Yönetimde bilişim otomasyonlarının yaygınlaştığı 1990'larda, neredeyse her kamu kurumunu "bir numara uydurma" hevesi sarmıştı.
Nüfus cüzdanı numarası, pasaport numarası, sosyal sigorta numarası, ehliyet numarası, vergi numarası ve benzerleri hayatımıza sokulmuş fakat "hayatı kolaylaştırmak" adına hiçbir işe yaramamışlardı.
Mernis'in devreye alınmasıyla oluşturulan "vatandaşlık numarası", hayatın pek çok alanıyla ilişkilendirilince, "olmazsa olmaz" mertebesine yükseldi.
Referandumda, vatandaşlık numarası olmaksızın oy kullanılamayacağı kuralı yüzünden neredeyse toplumun her kesiminde kullanılır hale geldi.
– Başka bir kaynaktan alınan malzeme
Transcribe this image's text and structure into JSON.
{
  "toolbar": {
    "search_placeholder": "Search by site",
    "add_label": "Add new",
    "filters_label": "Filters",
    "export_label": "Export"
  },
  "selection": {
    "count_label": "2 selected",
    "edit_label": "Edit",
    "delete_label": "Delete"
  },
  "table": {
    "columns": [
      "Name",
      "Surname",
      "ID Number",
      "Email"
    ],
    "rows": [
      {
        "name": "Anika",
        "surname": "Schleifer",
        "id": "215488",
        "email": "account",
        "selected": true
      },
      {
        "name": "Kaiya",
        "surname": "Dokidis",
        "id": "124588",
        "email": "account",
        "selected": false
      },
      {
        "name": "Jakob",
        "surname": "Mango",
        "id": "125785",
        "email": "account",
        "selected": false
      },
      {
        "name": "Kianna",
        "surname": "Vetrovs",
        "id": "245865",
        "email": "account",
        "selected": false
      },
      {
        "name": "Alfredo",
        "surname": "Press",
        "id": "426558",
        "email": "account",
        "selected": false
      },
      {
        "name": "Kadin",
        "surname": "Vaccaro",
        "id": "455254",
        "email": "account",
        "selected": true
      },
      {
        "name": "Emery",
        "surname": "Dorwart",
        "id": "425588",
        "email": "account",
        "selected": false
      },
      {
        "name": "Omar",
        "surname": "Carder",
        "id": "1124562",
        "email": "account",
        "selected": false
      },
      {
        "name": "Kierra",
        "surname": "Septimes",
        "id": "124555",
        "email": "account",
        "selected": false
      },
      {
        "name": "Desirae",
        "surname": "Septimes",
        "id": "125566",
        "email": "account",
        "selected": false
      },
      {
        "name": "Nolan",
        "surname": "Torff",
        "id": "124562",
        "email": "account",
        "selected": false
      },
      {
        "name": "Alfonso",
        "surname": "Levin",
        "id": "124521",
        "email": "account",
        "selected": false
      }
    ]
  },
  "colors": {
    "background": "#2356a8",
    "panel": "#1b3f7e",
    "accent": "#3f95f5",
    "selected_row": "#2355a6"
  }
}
Şimdi bunun benzeri şirketler için geliyor. Belli ki bir adım sonrasında bu şirketlere "vatandaşlık numarası", yasa ve düzenlemelerle hayatla ilişkilendirilecek ve yaygınlık kazanacak.
Her şey güzel de... Nasıl ki vatandaşlık numarası diğer bütün "numaraları" geçersiz kılamadıysa, şirketlere yönelik bu uygulama, mevcut pek çok angaryayı; "devam ettirme" tehdidi taşıyor.
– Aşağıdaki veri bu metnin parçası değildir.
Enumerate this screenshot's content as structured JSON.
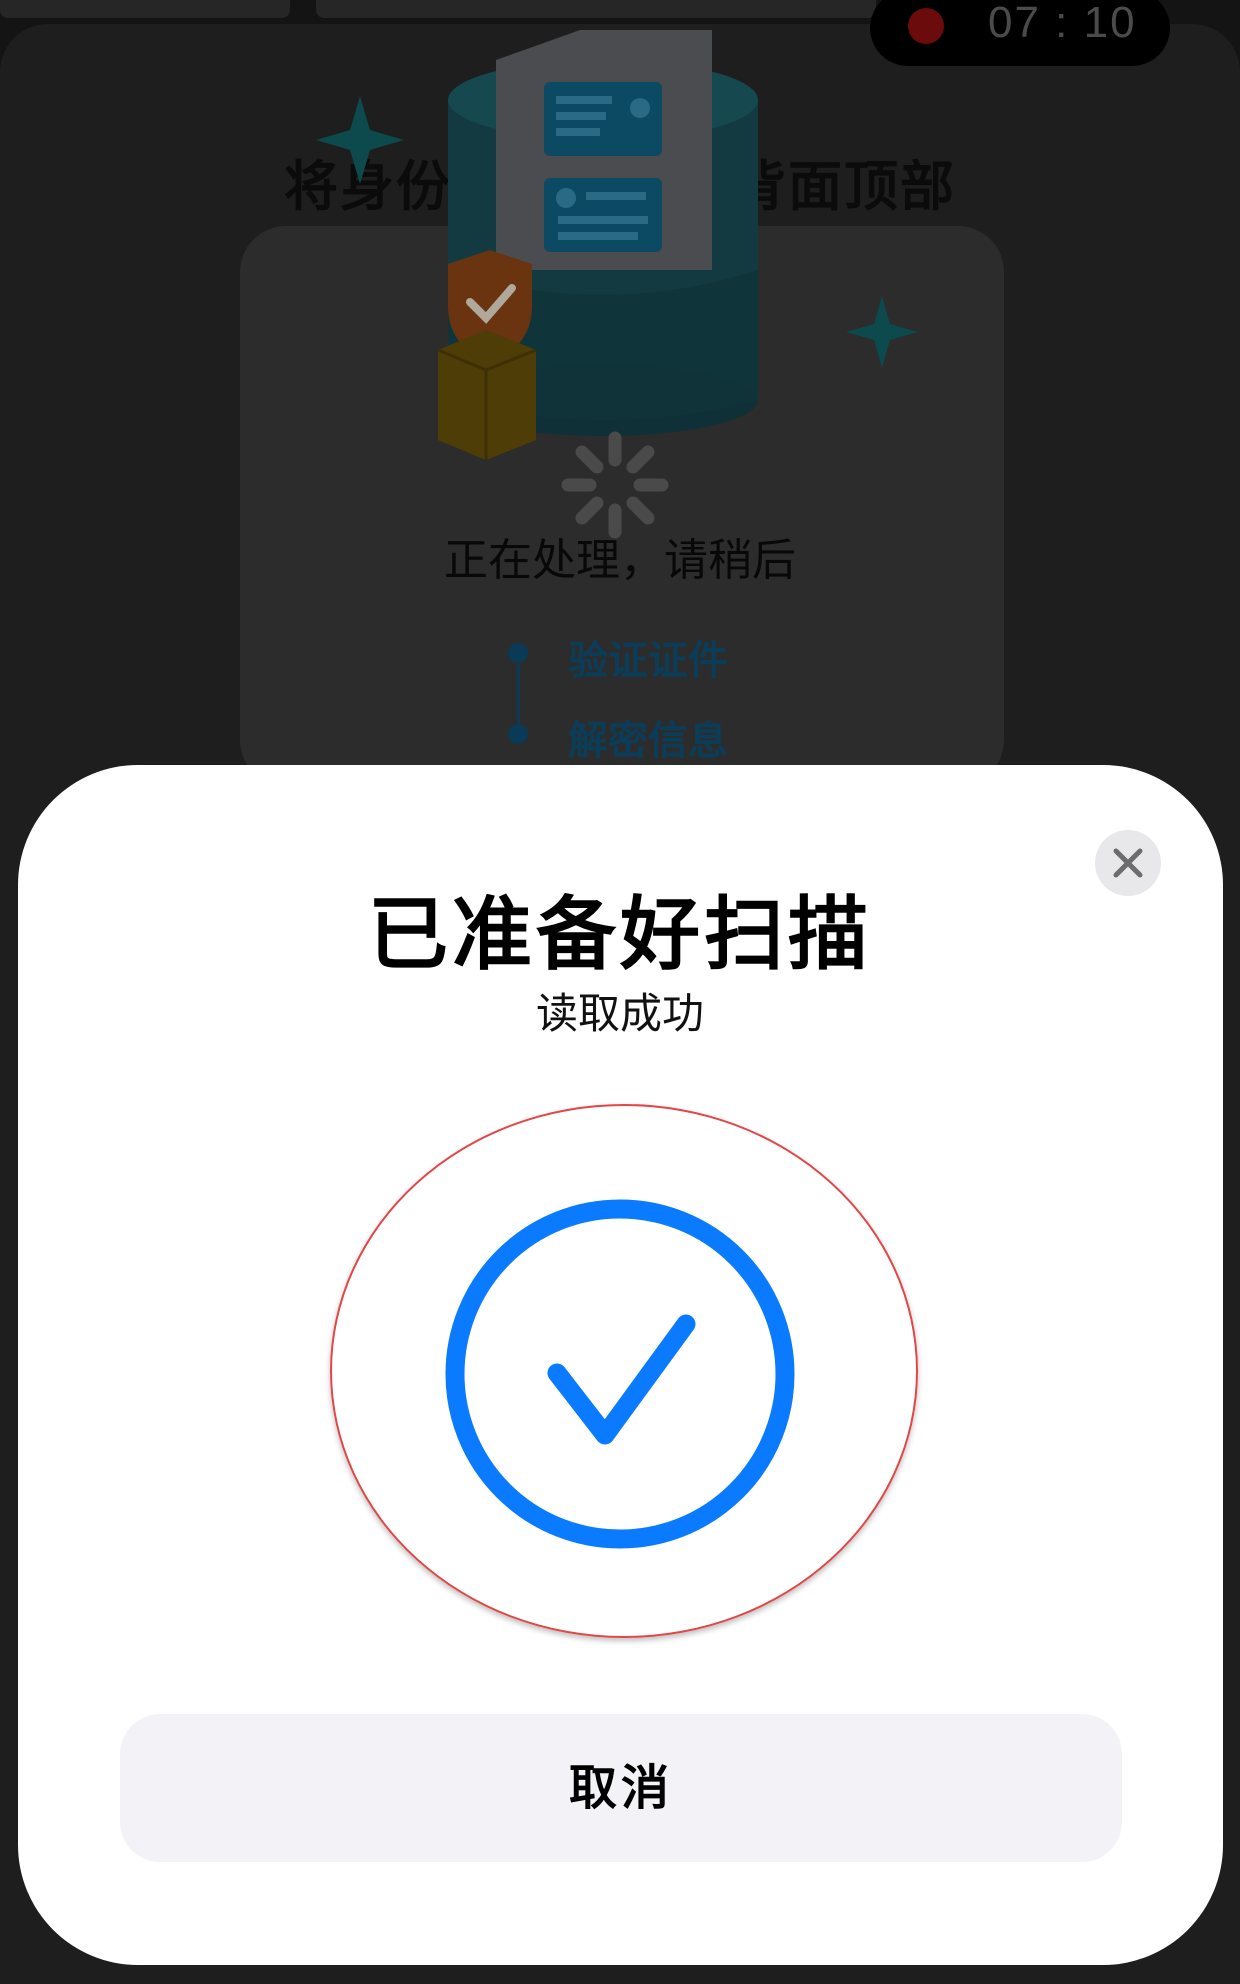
{
  "status_bar": {
    "recording_time": "07 : 10"
  },
  "background": {
    "title": "将身份证放在手机背面顶部",
    "processing_text": "正在处理，请稍后",
    "steps": [
      {
        "label": "验证证件"
      },
      {
        "label": "解密信息"
      }
    ]
  },
  "sheet": {
    "title": "已准备好扫描",
    "subtitle": "读取成功",
    "cancel_label": "取消"
  },
  "colors": {
    "accent_blue": "#0a7aff",
    "highlight_red": "#e24646",
    "sheet_background": "#ffffff",
    "button_background": "#f2f2f7"
  },
  "icons": [
    "recording-dot-icon",
    "id-card-illustration",
    "loading-spinner-icon",
    "close-icon",
    "success-check-icon"
  ]
}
Bugün bırakın TÜİK'i veya ilgili bakanlıkları, illerdeki ticaret ve sanayi odaları dahi, yasal zorunluluk olmasına rağmen, şirketlerin sayısını tam olarak bilmez. Sanayi Envanteri için yıllarca uğraşmamıza rağmen, kaç "fındık şirketi" olduğu bilgisine sahip değiliz.
Bir de ticaret sicilleri ile ilgili uygulamalar var ki, bürokrasinin kralı asıl özel sektör örgütlerinde yaşanıyor.
Umulur ki Mersis sayesinde iş dünyasının bilgi, beceri, ürün, mal ve hizmet envanterine ulaşabilelim.
Bürokrasiyi azaltıp şeffaflığı artıralım derken numara kirliliği yaratmayalım.